HIGHLIGHTS OF THE WEEK


United States

• The Fed’s acknowledgement that underlying inflation is no longer perceived as subdued was an important signal to the markets and highlighted that core inflation is gradually inching higher.

• At the same time, the Fed trimmed its economic growth forecasts for 2011 and 2012, but left its 2013 unchanged. While growth forecasts came down, the view remains that the slowdown is transient.

• The troubled housing market will remain the major domestic downside risk to economic growth. In May, the demand for housing weakened as both new and existing home sales declined.

• On a positive note, the stronger than expected durable goods orders offers a positive sign about economic growth as we head into the second half of the year.

Canada

• Risk remained the dominate theme in Canadian financial markets this week.

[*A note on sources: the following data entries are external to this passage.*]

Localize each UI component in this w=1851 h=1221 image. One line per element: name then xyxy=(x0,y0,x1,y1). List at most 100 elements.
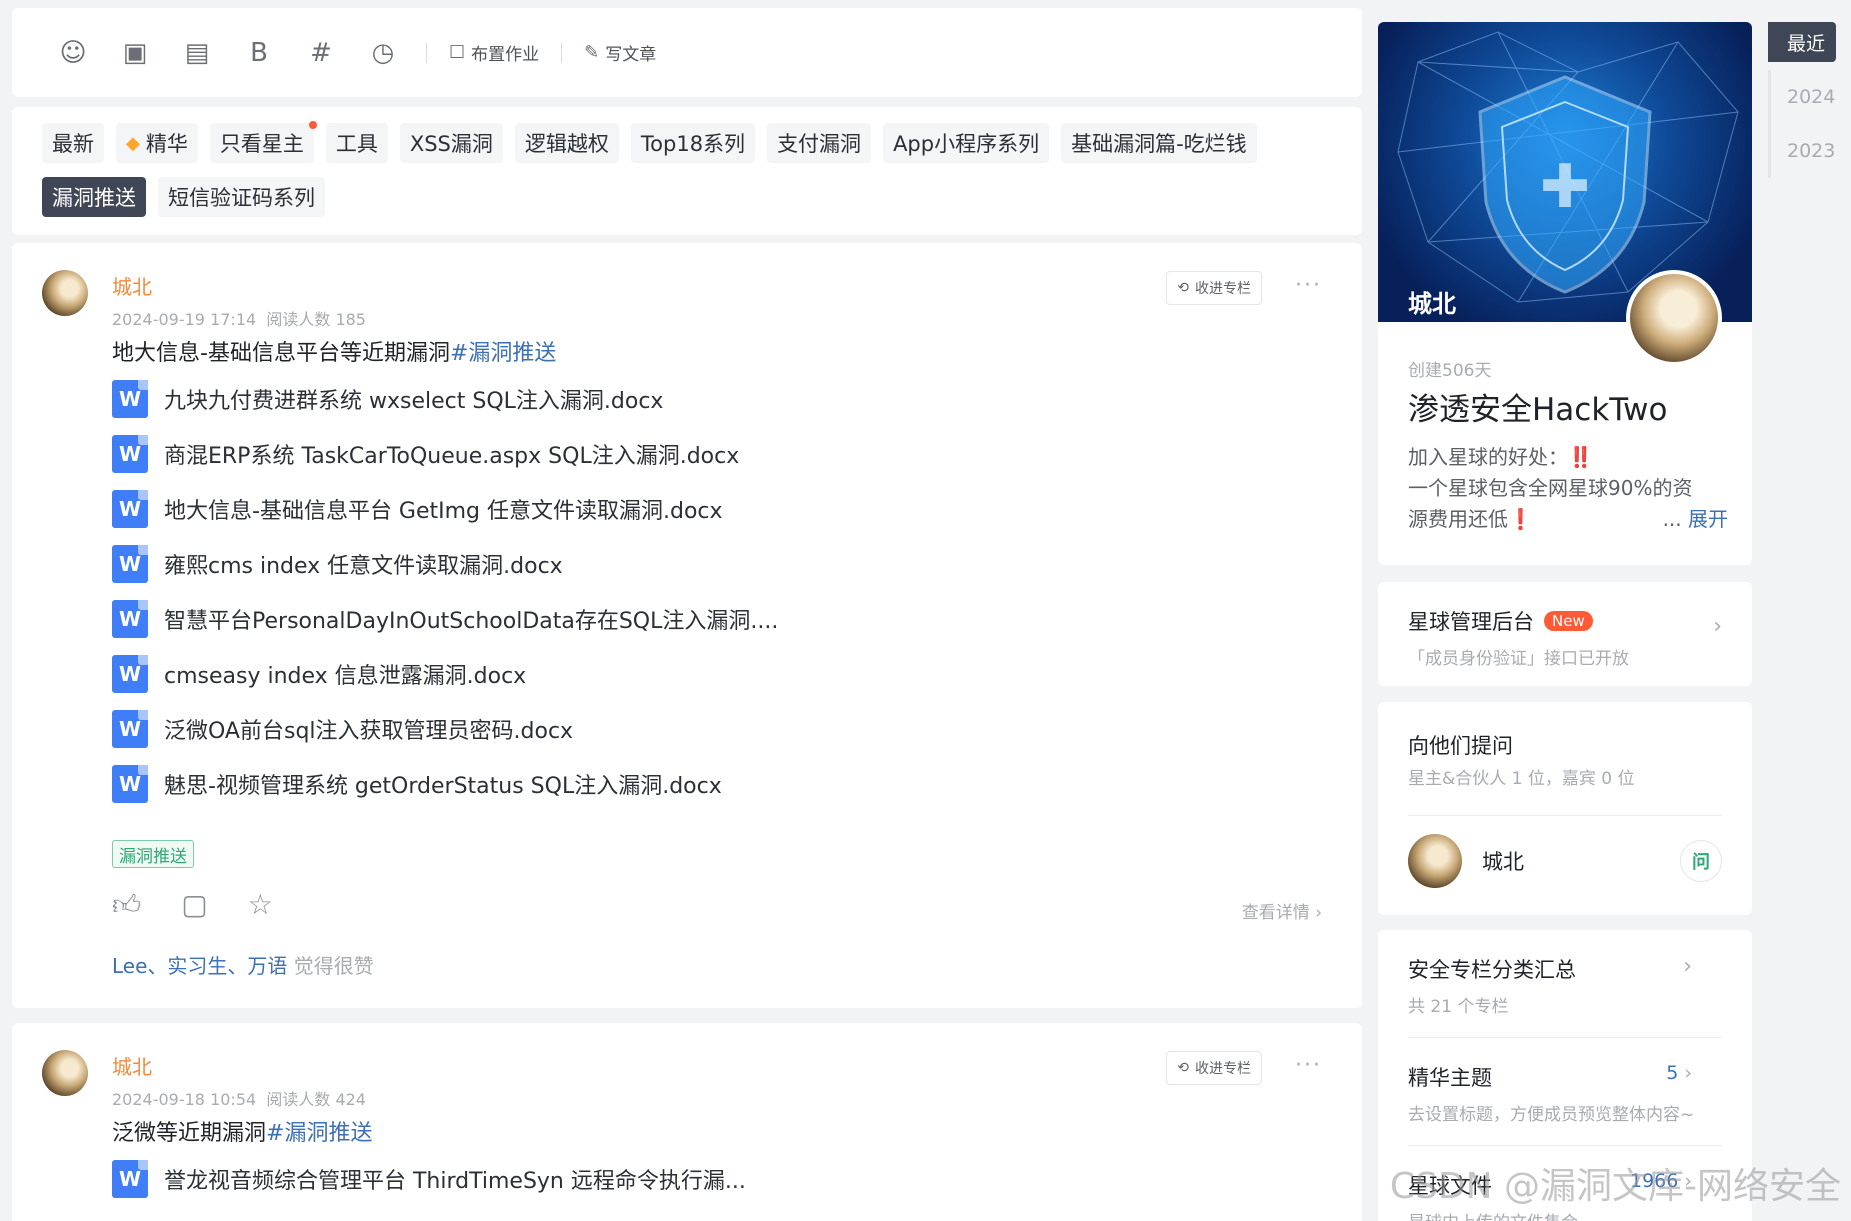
tag-basic[interactable]: 基础漏洞篇-吃烂钱 xyxy=(1061,123,1257,163)
title-text: 泛微等近期漏洞 xyxy=(112,1121,267,1146)
hashtag-link[interactable]: #漏洞推送 xyxy=(266,1121,372,1146)
collect-to-column-button[interactable]: ⟲ 收进专栏 xyxy=(1166,1051,1262,1085)
avatar[interactable] xyxy=(1408,834,1462,888)
tag-xss[interactable]: XSS漏洞 xyxy=(399,123,503,163)
word-doc-icon: W xyxy=(112,599,148,638)
tag-app[interactable]: App小程序系列 xyxy=(883,123,1050,163)
tag-label: 漏洞推送 xyxy=(52,186,136,210)
timeline-2024[interactable]: 2024 xyxy=(1768,70,1836,124)
file-name: 智慧平台PersonalDayInOutSchoolData存在SQL注入漏洞.… xyxy=(164,608,779,634)
created-days: 创建506天 xyxy=(1408,361,1492,381)
author-name[interactable]: 城北 xyxy=(112,271,366,300)
post-title: 泛微等近期漏洞#漏洞推送 xyxy=(112,1115,372,1147)
avatar[interactable] xyxy=(42,1050,88,1096)
comment-icon[interactable]: ▢ xyxy=(181,888,207,922)
tag-tools[interactable]: 工具 xyxy=(325,123,388,163)
tag-featured[interactable]: ◆ 精华 xyxy=(116,123,198,163)
emoji-icon[interactable]: ☺ xyxy=(42,33,104,73)
tag-logic[interactable]: 逻辑越权 xyxy=(514,123,619,163)
tag-owner-only[interactable]: 只看星主 xyxy=(209,121,317,163)
host-row: 城北 问 xyxy=(1408,816,1722,906)
word-doc-icon: W xyxy=(112,764,148,803)
ask-title: 向他们提问 xyxy=(1408,734,1513,758)
file-icon[interactable]: ▤ xyxy=(166,33,228,73)
files-subtitle: 星球内上传的文件集合 xyxy=(1408,1208,1722,1221)
tag-label: 精华 xyxy=(145,132,188,156)
avatar[interactable] xyxy=(42,270,88,316)
exclamation-icon: ❗ xyxy=(1508,507,1533,531)
attachment-item[interactable]: W 誉龙视音频综合管理平台 ThirdTimeSyn 远程命令执行漏... xyxy=(112,1151,746,1206)
tag-label: 只看星主 xyxy=(219,132,304,156)
timer-icon[interactable]: ◷ xyxy=(352,33,414,73)
assign-homework-button[interactable]: ☐ 布置作业 xyxy=(439,33,549,73)
host-name[interactable]: 城北 xyxy=(1482,846,1680,876)
admin-title-text: 星球管理后台 xyxy=(1408,610,1534,634)
liker-names[interactable]: Lee、实习生、万语 xyxy=(112,954,287,978)
hashtag-link[interactable]: #漏洞推送 xyxy=(450,341,556,366)
featured-topics-item[interactable]: 精华主题 去设置标题，方便成员预览整体内容~ 5 › xyxy=(1408,1038,1722,1145)
attachment-item[interactable]: W 九块九付费进群系统 wxselect SQL注入漏洞.docx xyxy=(112,371,778,426)
collect-label: 收进专栏 xyxy=(1195,1061,1251,1077)
ask-subtitle: 星主&合伙人 1 位，嘉宾 0 位 xyxy=(1408,769,1635,789)
tag-vuln-push[interactable]: 漏洞推送 xyxy=(42,177,146,217)
image-icon[interactable]: ▣ xyxy=(104,33,166,73)
write-article-button[interactable]: ✎ 写文章 xyxy=(574,33,666,73)
file-name: 誉龙视音频综合管理平台 ThirdTimeSyn 远程命令执行漏... xyxy=(164,1168,746,1194)
post-date: 2024-09-18 10:54 xyxy=(112,1090,257,1109)
word-doc-icon: W xyxy=(112,709,148,748)
more-icon[interactable]: ··· xyxy=(1295,273,1322,298)
tag-latest[interactable]: 最新 xyxy=(42,123,104,163)
year-timeline: 最近 2024 2023 xyxy=(1768,22,1836,178)
attachment-item[interactable]: W 地大信息-基础信息平台 GetImg 任意文件读取漏洞.docx xyxy=(112,481,778,536)
gem-icon: ◆ xyxy=(126,132,140,154)
tag-label: 最新 xyxy=(52,132,94,156)
post-card: 城北 2024-09-18 10:54 阅读人数 424 ⟲ 收进专栏 ··· … xyxy=(12,1023,1362,1221)
collect-label: 收进专栏 xyxy=(1195,281,1251,297)
collect-to-column-button[interactable]: ⟲ 收进专栏 xyxy=(1166,271,1262,305)
expand-link[interactable]: 展开 xyxy=(1688,507,1728,531)
attachment-list: W 九块九付费进群系统 wxselect SQL注入漏洞.docx W 商混ERP系… xyxy=(112,371,778,811)
likes-suffix: 觉得很赞 xyxy=(287,954,374,978)
bold-icon[interactable]: B xyxy=(228,33,290,73)
more-icon[interactable]: ··· xyxy=(1295,1053,1322,1078)
group-name: 渗透安全HackTwo xyxy=(1408,392,1668,428)
column-summary-item[interactable]: 安全专栏分类汇总 共 21 个专栏 › xyxy=(1408,930,1722,1037)
pen-icon: ✎ xyxy=(584,42,600,63)
attachment-list: W 誉龙视音频综合管理平台 ThirdTimeSyn 远程命令执行漏... xyxy=(112,1151,746,1206)
group-profile-card: ✚ 城北 创建506天 渗透安全HackTwo 加入星球的好处：‼️ 一个星球包… xyxy=(1378,22,1752,565)
likes-summary: Lee、实习生、万语 觉得很赞 xyxy=(112,950,374,979)
word-doc-icon: W xyxy=(112,434,148,473)
attachment-item[interactable]: W 泛微OA前台sql注入获取管理员密码.docx xyxy=(112,701,778,756)
attachment-item[interactable]: W 商混ERP系统 TaskCarToQueue.aspx SQL注入漏洞.doc… xyxy=(112,426,778,481)
attachment-item[interactable]: Wcmseasy index 信息泄露漏洞.docx xyxy=(112,646,778,701)
view-details-link[interactable]: 查看详情 › xyxy=(1242,898,1322,923)
intro-line: 源费用还低 xyxy=(1408,507,1508,531)
post-actions: 👍︎ ▢ ☆ xyxy=(112,888,273,922)
detail-label: 查看详情 xyxy=(1241,903,1310,923)
star-icon[interactable]: ☆ xyxy=(248,888,273,922)
tag-label: Top18系列 xyxy=(640,132,746,156)
column-title: 安全专栏分类汇总 xyxy=(1408,958,1576,982)
banner-owner-name: 城北 xyxy=(1408,290,1456,318)
timeline-2023[interactable]: 2023 xyxy=(1768,124,1836,178)
count-value: 5 xyxy=(1666,1062,1679,1084)
owner-avatar[interactable] xyxy=(1626,270,1722,366)
ask-button[interactable]: 问 xyxy=(1680,840,1722,882)
attachment-item[interactable]: W 雍熙cms index 任意文件读取漏洞.docx xyxy=(112,536,778,591)
attachment-item[interactable]: W 魅思-视频管理系统 getOrderStatus SQL注入漏洞.docx xyxy=(112,756,778,811)
topic-chip[interactable]: 漏洞推送 xyxy=(112,840,194,868)
tag-label: 工具 xyxy=(335,132,378,156)
like-icon[interactable]: 👍︎ xyxy=(112,888,141,922)
tag-payment[interactable]: 支付漏洞 xyxy=(767,123,872,163)
tag-sms[interactable]: 短信验证码系列 xyxy=(158,177,325,217)
word-doc-icon: W xyxy=(112,544,148,583)
tag-label: App小程序系列 xyxy=(893,132,1040,156)
attachment-item[interactable]: W 智慧平台PersonalDayInOutSchoolData存在SQL注入漏洞… xyxy=(112,591,778,646)
hashtag-icon[interactable]: # xyxy=(290,33,352,73)
timeline-recent[interactable]: 最近 xyxy=(1768,22,1836,62)
tag-label: XSS漏洞 xyxy=(409,132,493,156)
author-name[interactable]: 城北 xyxy=(112,1051,366,1080)
tag-top18[interactable]: Top18系列 xyxy=(630,123,756,163)
read-count: 阅读人数 185 xyxy=(266,310,366,329)
admin-console-card[interactable]: 星球管理后台 New 「成员身份验证」接口已开放 › xyxy=(1378,582,1752,686)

• The Bank of Canada issued a publication this week stating that some risks were more heightened than they were in the spring. Examples of the top risks on the central bank’s list include: (1) European sovereign debt concerns; (2) U.S. fiscal and debt challenges; and (3) elevated household debt levels here at home.

• Markets responded well at week’s end to developments in Europe, but a resolution to the crisis remains fleeting. A plunge in crude oil prices on Thursday didn’t help matters either.